Think about the desperation and terror behind that request. I can only imagine that Ms. Somers had no one else she could turn to except a nice, compassionate stranger who’s job it was to take her blood pressure and check her vital statistics.
Here’s where you should break out the box of Kleenex.
After consulting her husband and 4 kids, Trisha Seaman told Ms. Somers that not only would they raise her son, but that they would take Ms. Somers and her son into their home immediately. Currently all 8 people reside in the Seaman home and the arrangement is working out wonderfully according to the interviews in the article.
How many of us would open our homes to strangers and agree to take on an additional (unrelated) child for a decade or more? Maybe it’s something to consider based on the number of kids who might end up in foster care.
In my own experience, I’ve personally known or heard about (once removed) four single moms who received cancer diagnoses. Two have passed, thankfully holding on to life long enough for their children to reach the age of adulthood (even if just barely). One has two children in their teens, and the last has a child just on the verge of turning 13. Out of those four examples, two of the moms struggled without traditional support systems of close friends and family.
It’s easy to think this type of situation would never happen to us, but cancer is funny that way. Cancer doesn’t care who you are, what type of plans you have for the future, or who is relying on you at any given moment. Cancer is the great equalizer.

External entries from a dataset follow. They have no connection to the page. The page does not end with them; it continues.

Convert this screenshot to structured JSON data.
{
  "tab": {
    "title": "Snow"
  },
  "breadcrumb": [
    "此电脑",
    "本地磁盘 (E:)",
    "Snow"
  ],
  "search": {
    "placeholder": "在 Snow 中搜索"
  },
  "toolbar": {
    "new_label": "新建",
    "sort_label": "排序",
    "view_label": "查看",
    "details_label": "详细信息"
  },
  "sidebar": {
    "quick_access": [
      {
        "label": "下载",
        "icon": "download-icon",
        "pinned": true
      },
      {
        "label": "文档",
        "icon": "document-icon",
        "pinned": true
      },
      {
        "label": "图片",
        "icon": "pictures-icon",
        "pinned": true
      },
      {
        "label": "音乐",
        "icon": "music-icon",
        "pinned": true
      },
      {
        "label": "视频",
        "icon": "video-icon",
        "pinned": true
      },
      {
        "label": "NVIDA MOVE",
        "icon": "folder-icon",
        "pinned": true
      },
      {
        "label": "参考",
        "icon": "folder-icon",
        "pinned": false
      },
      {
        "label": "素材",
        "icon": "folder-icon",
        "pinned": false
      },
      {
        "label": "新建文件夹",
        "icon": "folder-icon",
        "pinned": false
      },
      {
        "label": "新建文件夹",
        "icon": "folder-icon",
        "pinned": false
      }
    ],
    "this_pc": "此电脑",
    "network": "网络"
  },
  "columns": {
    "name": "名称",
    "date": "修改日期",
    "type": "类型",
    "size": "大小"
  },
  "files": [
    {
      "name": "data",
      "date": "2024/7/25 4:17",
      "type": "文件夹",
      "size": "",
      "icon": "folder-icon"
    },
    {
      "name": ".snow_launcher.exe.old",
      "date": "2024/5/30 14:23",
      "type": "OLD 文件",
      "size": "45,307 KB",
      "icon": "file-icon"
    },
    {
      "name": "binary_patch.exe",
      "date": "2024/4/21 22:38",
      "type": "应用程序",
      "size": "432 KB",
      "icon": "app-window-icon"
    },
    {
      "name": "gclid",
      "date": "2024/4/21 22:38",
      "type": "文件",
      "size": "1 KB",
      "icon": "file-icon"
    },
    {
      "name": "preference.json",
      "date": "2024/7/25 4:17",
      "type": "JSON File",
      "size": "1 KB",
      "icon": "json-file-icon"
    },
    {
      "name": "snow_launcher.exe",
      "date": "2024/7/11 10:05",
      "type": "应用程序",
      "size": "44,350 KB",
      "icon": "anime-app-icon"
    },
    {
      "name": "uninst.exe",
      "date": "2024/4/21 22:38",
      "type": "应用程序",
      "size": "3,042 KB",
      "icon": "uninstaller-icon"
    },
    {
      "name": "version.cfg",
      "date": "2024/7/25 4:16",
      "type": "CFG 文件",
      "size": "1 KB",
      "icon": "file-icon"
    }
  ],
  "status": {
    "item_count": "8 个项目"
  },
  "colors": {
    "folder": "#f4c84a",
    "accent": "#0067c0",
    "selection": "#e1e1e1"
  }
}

For myself, I’m somewhat lucky. Son #1 turned 20 this year and he would be able to keep the other kids in line. I’ve got an insurance policy in place that would pay all of the bills until the last kid was out of college. And not to burden Son #1 with all of the responsibility, I looked around and already approached two people I thought would chip in if something ever happened to me. These two would help Son #1 with the everyday grind of surrogate parenthood. I’ve had the hard talk with my kids. They know what to do and where to turn if I was taken out by an accident tomorrow.
And I am prepared to step forward if the roles are reversed.
Take a moment and have that age-appropriate discussion with your kids and line up your own support. Then put your mind at rest with one less thing to worry about.
Trisha Somers, you have found an angel. Tricia Seaman, you and your family are role models for us all.